Brasil e Suriname avançam em cooperação para fortalecer setor marítimo e portuário
Parceria prevê troca de experiências, modernização portuária e incentivo ao transporte sustentável

Representantes do Ministério de Portos e Aeroportos e do governo do Suriname assinaram, nesta terça-feira (26), uma carta de intenção para ampliar a cooperação marítima entre o Brasil e o país sul-americano. A iniciativa prevê ações conjuntas para modernizar portos e embarcações, além de facilitar o comércio, o intercâmbio técnico e a integração logística entre as duas nações.
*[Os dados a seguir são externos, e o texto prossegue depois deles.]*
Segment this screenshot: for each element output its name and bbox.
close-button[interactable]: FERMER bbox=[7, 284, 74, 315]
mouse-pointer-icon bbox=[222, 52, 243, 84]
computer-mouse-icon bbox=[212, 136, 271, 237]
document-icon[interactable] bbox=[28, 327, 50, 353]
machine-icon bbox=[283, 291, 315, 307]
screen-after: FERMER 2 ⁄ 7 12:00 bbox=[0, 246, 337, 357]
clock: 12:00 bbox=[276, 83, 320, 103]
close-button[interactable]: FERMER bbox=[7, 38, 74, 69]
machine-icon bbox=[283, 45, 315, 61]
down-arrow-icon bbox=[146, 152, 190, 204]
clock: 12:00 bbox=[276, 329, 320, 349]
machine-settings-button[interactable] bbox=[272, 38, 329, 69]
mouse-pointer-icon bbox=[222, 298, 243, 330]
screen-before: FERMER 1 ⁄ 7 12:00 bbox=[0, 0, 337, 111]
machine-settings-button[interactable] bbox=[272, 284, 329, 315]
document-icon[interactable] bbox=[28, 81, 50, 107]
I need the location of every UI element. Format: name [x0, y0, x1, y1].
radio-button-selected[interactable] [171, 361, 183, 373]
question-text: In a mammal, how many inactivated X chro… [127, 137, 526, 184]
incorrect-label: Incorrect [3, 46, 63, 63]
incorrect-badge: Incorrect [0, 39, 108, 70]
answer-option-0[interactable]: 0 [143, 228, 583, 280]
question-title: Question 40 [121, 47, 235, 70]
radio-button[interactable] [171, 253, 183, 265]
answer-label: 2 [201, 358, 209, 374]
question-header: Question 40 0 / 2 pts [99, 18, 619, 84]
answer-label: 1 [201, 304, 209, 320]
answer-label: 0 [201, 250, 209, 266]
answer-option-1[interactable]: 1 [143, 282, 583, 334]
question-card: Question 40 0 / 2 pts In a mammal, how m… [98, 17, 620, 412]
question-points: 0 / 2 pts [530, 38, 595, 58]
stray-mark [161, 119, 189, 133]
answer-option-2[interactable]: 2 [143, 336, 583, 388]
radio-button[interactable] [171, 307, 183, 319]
“Em portos e hidrovias, queremos trocar experiências para construir uma sinergia entre dois países irmãos. Levamos nossas melhores práticas e também aprendemos com o Suriname”, afirmou a secretária Executiva Adjunta do MPor, Thairyne Oliveira, responsável pela assinatura do documento.
Durante a reunião, o ministro dos Transportes, Comunicação e Turismo do Suriname, Raymond Landveld, reiterou o interesse do país em fortalecer laços com o Brasil e conhecer mais profundamente a experiência brasileira em portos e hidrovias.
“O Nordeste brasileiros desempenha um papel estratégico para o transporte aquaviário surinamês, especialmente pela circulação frequente de pequenas embarcações entre os dois países. Nesse sentido, formalizar uma parceria nessa área seria um passo relevante para aproximar mais os dois países e para desenvolver iniciativas conjuntas no setor hidroviário”, ressaltou Landveld.
Segundo o chefe da Assessoria Internacional do MPor, Lucas Beltrão, um Memorando de Entendimento para cooperação marítima entre os dois países já está em análise. É este documento que oficializa a parceria bilateral. “A partir daí, teremos reuniões técnicas frequentes para discutir possibilidades de corredores marítimos e novas frentes de cooperação portuária entre Brasil e Suriname”, explicou.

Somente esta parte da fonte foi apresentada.